しかし、ルールと合わせて採点方法も見直されてきているので、ジャンプやスピンなどの基礎点からプラスマイナスの評価をするようになってからは、見た目での印象で点数が左右されるとか、滑走順で有利・不利があるといったことはないと言われています。

ですが、先に滑った選手の得点はその日の参考基準点とも言えるので、後半に滑る選手へのジャッジが厳しく、思ったより得点が伸びないという可能性も少なくないようです。

 

では、選手にとっての滑走順とはどのようなものなのでしょうか?

1グループごと滑走前に行われる直前練習(6分間練習といいます)では、各選手が最終チェックを行いながら、リンクの上でウォーミングアップをします。

そのあとに本番が始まるわけですが、演技を終えて採点結果を待つまで、一人当たり5分から6分程度かかります。

それを考えると、そのグループの最終滑走の選手は、5人の選手の演技が終わるのを待たなければならないので、約25分から30分程度、間が空いてしまうわけです。
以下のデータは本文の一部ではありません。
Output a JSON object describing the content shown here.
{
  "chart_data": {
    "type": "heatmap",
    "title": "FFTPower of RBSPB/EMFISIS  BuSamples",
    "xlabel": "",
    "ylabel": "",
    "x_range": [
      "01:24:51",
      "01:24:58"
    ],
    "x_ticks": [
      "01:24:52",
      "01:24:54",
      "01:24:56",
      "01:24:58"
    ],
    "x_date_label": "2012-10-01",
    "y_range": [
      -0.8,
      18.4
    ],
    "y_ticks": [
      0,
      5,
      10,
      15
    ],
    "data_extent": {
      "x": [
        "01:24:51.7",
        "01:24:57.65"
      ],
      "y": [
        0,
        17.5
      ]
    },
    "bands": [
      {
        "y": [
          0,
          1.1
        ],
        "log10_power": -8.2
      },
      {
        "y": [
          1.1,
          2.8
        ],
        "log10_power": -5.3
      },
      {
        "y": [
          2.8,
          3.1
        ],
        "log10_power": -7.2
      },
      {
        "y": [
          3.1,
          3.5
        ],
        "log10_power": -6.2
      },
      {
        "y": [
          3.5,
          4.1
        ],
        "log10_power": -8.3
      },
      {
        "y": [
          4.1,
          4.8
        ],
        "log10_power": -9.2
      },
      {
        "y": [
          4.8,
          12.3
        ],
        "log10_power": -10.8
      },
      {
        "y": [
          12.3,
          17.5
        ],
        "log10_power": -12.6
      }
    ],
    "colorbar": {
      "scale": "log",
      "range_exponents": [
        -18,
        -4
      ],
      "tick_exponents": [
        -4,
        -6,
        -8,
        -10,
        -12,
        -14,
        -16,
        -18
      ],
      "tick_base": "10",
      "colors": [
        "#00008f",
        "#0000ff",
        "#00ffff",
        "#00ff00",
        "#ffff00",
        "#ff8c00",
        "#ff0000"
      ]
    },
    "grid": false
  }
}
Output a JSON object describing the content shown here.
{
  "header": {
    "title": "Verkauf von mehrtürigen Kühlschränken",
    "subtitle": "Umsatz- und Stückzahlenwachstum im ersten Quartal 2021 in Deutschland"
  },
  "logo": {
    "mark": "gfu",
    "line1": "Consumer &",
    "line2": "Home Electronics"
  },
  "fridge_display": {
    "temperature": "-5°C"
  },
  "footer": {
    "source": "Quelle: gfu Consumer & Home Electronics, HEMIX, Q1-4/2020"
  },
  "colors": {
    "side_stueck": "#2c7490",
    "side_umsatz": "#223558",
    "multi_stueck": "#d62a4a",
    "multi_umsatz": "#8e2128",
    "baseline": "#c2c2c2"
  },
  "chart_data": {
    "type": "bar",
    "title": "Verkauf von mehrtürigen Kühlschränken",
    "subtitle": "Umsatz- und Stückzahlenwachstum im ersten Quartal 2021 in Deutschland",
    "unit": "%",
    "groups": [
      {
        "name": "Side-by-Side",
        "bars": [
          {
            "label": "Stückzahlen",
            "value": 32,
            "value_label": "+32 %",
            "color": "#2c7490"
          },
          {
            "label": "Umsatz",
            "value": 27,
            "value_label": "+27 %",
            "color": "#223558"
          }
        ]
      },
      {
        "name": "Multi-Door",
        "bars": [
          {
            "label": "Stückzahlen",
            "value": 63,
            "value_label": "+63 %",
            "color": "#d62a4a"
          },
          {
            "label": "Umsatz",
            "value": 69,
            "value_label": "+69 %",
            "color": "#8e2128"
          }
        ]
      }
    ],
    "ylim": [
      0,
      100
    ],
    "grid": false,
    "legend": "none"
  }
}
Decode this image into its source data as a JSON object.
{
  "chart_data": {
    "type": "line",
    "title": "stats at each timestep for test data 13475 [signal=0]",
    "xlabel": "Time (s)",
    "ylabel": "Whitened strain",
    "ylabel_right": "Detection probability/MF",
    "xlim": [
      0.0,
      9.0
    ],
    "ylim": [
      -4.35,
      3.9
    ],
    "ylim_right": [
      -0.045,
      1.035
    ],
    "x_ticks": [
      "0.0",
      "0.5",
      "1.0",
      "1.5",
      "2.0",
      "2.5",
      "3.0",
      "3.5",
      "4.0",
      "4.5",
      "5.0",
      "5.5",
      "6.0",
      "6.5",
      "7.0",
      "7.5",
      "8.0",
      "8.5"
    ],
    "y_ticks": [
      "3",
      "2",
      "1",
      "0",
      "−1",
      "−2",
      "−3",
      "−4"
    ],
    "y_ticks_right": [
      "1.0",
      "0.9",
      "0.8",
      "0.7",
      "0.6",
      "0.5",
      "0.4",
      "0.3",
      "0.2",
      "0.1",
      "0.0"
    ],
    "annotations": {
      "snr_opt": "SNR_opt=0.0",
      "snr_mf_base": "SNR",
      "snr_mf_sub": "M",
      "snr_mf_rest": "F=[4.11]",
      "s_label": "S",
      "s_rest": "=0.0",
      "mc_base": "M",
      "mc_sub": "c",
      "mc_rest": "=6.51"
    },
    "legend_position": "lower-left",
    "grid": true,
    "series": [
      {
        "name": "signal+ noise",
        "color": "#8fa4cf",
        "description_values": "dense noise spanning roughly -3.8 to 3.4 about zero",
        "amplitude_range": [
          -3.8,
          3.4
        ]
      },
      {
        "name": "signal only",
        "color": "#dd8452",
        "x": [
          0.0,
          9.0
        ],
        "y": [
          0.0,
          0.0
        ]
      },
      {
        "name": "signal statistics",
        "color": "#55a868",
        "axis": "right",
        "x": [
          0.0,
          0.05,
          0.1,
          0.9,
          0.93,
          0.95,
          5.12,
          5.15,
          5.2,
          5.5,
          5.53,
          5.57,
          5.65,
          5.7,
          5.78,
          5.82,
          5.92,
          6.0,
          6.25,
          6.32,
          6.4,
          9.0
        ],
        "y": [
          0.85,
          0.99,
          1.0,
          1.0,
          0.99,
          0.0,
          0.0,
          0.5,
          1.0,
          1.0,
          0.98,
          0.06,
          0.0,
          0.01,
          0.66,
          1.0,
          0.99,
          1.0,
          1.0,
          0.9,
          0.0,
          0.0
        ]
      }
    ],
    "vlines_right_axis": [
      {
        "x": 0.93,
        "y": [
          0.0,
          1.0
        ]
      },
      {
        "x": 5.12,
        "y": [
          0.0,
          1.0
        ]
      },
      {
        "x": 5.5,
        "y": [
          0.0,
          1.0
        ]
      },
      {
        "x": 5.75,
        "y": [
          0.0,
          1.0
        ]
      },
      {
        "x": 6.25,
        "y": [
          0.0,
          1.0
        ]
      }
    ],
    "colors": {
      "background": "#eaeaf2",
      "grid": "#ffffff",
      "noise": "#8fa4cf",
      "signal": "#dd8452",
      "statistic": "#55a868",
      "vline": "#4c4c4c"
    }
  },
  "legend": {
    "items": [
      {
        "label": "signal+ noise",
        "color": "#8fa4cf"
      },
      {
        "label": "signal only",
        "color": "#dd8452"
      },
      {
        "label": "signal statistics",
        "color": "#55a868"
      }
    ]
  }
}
せっかく6分間練習でウォーミングアップをして、リンクの感触を確かめたのに、さらに30分、別のウォーミングアップエリアで走ったり、陸上でのジャンプのチェックをしたり、緊張感を保ったりしなければなりません。

他の選手の結果を知らないという選手もいるくらいですから、それだけ自分だけに集中する時間を過ごしていることが分かりますね。

 

選手によっては、滑走順は関係ないという選手もいるようですが、この滑走順が好きという感覚を持っている選手もいます。

2018年平昌オリンピックで2大会連続で金メダルを獲得した羽生結弦選手もその一人です。

右足首の怪我のため、しばらく試合から離れていた羽生結弦選手の復帰戦となった平昌オリンピックのショートプログラム。

羽生結弦選手は最終グループの1番滑走でした。

つまり、6分間練習を終えて、すぐの滑走だったんです。

演技後、羽生結弦選手は「滑走順にも助けられました」と言っていたことからも、グループの1番滑走というのは羽生結弦選手にとっては大きな味方となったようです。

でも、6分間練習であまり良い感触がないまま、すぐに本番を迎えて失敗をしてしまう選手もいますので、1番滑走が好きと言えるのは、それだけの練習量と自信がある証拠なのかもしれませんね。

 

フィギュアスケートの6分間練習ルール 詳しくはこちら

フィギュアスケートの6分間練習ルールとは?公式練習との違いや問題点も

フィギュアスケートの滑走順に関するまとめ

 

フィギュアスケートの滑走順の決め方についてご紹介してきましたが、疑問は解決しましたでしょうか?

ショートプログラム1位の選手が抽選によってフリープログラムでも最終滑走になることもあるので、「ショートプログラム1位=フリープログラム最終滑走」と思いがちですよね。

滑走順に決め方に関しては、テレビ中継の中でもあまり取り上げられることがないので、よほど国際スケート連盟のルール改正についてチェックをしている方じゃないと分からない部分ではないかな?と思います。

2018/2019シーズン以降も何か変更点がありましたら、随時更新していきますので、参考にしていただけたら嬉しいです。